A federal economic relief package passed by Congress in March promised to provide a lifeline for hospitals, particularly those in rural communities where many facilities struggled to survive even before the coronavirus pandemic.

But over the past 10 months, the distribution of more than $100 billion in CARES Act funding for health care providers has been plagued by a dizzying rollout and, at times, contradictory guidelines for how to use the funding.The result has been a patchwork of problems for rural hospitals, which were already at far greater risk of closure than other health care facilities and in dire need of help, The Frontier and ProPublica found. The scope of those problems is clearly visible in Oklahoma, which tied for the third-highest number of hospital closures in the country in the nine years before the pandemic.

One hospital used more than $1 million in federal aid to pay off its years-old debt to a management company that left before Oklahoma’s first coronavirus case was diagnosed, a potential violation of federal guidelines that could require the hospital to return the money, according to experts.

Three Oklahoma hospitals that were purchased last year after filing for bankruptcy were unable to access more than $6 million in funds deposited by the Department of Health and Human Services, the agency in charge of the rollout for health care providers. The money was instead deposited into accounts tied to the previous owners, leaving the new owners with few options as they tried to keep the facilities from becoming insolvent.

And administrators at yet other hospitals have left millions in relief aid untouched, spiraling deeper into debt for fear that the wrong decision could force them to return money.
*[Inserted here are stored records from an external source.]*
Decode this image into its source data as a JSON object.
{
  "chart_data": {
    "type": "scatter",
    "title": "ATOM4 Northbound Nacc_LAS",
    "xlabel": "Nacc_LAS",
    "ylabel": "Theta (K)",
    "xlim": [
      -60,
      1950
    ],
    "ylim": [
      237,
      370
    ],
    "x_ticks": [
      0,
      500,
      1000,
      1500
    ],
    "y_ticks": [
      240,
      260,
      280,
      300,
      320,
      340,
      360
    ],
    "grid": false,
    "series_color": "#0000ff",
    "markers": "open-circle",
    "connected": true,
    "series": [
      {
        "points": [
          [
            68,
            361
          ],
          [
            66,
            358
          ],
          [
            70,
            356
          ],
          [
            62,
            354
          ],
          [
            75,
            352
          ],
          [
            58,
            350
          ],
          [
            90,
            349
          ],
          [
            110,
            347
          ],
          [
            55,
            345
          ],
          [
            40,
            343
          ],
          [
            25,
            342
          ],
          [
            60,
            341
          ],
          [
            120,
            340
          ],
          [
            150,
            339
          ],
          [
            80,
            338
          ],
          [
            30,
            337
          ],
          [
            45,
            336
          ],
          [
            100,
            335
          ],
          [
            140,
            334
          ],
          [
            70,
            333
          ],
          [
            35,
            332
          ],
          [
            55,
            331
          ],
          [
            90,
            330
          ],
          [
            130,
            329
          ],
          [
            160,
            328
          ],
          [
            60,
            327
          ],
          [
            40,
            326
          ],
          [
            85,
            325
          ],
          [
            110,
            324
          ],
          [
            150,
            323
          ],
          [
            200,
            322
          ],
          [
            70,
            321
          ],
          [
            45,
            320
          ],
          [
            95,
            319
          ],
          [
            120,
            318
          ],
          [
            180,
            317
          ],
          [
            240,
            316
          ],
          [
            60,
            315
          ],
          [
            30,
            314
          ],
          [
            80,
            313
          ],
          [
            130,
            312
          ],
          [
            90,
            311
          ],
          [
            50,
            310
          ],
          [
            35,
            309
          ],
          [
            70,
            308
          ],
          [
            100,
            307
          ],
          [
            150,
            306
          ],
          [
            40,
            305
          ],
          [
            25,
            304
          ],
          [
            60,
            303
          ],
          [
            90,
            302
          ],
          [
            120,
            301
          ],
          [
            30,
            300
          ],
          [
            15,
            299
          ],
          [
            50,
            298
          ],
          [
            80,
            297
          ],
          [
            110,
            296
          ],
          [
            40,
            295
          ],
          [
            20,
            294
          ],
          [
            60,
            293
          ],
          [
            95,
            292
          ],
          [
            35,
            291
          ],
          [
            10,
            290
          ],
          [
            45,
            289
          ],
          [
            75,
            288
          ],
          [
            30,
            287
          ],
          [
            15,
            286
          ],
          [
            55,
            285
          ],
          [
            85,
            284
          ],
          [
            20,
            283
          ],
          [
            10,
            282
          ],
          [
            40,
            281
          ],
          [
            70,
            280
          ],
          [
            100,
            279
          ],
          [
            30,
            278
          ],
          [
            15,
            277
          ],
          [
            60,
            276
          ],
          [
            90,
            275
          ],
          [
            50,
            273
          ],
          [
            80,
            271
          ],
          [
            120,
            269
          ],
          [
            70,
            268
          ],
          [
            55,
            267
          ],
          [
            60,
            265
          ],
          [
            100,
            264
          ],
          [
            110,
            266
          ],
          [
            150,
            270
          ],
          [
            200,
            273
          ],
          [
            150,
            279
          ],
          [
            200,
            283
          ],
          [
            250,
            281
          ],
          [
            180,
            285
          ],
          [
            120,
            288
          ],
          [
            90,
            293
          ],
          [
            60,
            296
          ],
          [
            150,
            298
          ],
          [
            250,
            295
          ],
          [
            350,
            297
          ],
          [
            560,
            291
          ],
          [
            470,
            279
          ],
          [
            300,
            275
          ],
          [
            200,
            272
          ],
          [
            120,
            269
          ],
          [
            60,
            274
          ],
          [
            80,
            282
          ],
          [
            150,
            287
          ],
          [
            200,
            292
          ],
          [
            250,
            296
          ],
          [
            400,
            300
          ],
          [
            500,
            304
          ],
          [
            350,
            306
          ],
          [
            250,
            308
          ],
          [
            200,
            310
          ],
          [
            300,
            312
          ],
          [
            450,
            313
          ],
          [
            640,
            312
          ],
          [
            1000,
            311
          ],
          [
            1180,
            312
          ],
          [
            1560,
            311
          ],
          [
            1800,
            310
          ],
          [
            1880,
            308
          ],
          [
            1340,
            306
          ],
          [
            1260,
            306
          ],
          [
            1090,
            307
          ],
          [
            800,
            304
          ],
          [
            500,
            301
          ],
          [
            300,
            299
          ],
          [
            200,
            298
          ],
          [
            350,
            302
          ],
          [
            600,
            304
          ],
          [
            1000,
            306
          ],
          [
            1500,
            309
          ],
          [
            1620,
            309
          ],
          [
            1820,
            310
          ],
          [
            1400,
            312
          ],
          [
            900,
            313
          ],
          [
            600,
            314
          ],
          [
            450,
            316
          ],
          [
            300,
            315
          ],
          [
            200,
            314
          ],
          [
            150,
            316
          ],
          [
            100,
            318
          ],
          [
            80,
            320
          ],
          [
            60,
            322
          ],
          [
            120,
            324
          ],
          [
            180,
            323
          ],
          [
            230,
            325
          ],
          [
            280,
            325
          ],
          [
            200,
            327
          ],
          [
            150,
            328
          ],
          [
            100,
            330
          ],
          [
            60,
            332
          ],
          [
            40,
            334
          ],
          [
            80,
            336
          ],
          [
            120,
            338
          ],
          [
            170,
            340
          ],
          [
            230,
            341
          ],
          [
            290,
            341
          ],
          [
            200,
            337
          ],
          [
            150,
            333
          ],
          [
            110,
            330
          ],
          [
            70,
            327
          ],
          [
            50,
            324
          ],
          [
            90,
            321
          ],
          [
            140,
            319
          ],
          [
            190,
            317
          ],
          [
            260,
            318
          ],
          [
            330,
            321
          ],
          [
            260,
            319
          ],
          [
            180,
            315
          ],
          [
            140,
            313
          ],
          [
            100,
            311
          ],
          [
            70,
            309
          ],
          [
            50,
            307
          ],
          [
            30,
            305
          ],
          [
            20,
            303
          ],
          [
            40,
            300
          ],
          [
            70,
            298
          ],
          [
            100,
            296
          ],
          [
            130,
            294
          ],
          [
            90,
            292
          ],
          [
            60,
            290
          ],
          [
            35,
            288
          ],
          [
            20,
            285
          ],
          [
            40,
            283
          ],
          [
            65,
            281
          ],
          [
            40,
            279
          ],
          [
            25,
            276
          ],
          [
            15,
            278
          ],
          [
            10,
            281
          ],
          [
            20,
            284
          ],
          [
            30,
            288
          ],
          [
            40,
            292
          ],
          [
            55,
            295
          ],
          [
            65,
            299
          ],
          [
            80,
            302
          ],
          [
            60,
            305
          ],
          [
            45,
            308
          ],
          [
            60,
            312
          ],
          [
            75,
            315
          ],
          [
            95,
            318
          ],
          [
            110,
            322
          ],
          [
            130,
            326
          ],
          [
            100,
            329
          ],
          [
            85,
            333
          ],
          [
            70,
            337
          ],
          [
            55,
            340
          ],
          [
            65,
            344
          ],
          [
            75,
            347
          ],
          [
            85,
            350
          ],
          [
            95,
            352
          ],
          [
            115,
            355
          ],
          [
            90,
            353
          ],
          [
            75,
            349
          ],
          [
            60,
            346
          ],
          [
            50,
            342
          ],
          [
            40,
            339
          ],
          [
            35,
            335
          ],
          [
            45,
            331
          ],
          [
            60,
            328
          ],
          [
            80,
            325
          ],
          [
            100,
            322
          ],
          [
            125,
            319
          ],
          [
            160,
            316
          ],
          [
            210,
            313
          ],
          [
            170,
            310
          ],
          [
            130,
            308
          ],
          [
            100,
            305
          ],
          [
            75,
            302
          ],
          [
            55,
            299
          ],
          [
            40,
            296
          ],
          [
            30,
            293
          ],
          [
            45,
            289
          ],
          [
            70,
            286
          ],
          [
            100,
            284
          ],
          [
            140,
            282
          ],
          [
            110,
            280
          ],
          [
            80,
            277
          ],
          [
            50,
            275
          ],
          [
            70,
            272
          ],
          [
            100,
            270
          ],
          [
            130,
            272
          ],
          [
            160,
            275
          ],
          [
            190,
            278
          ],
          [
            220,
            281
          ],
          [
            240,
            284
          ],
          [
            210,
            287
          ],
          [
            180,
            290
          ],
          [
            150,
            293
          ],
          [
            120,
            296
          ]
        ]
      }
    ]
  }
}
“Every day we have new rules, new guidelines, and it’s a struggle,” said Shelly Dunham, CEO of Okeene Municipal Hospital in western Oklahoma. Dunham said she used only $50,000 of the $3 million the hospital received in April and May because of concerns that the facility would have to return the money. “I can’t say we need more money right now. We just need to be able to keep what they’ve given us.”

Under the CARES Act, funding can be used to prevent, prepare for and respond to the coronavirus or to help with expenses or losses caused by COVID-19. The problem is in the details, which Congress left to HHS.

HHS has primarily managed concerns by publicly releasing responses to more than 100 frequently asked questions. Those responses have sometimes contradicted previous guidance from the agency, leaving health care providers confused about how money can be used and what the agency would seek to claw back. The whipsawing guidance has covered a range of topics, including how health care providers could calculate losses from the pandemic and whether they could use the money to pay for long-term capital improvement projects such as new heating, ventilating and air conditioning systems.

“Hospitals’ challenge right now is keeping their doors open and paying their debts,” said Carrie Cochran-McClain, vice president of government affairs and policy for the National Rural Health Association. “There is not enough flexibility to help providers really use the funds as Congress intended for the kinds of things that they need to address for COVID.”

Rural hospitals across Oklahoma and the country are disappearing at an alarming pace that could hasten without help from the federal government, Cochran-McClain said. In 2019, the year before the coronavirus pandemic, rural hospital closures reached a record high, with 18 nationwide. Texas led the country with three closures. Tennessee, Kansas and Oklahoma followed with two each.

Last year, despite the infusion of federal funding, another 17 rural hospitals shuttered, bringing the total number of closures since 2005 to 176.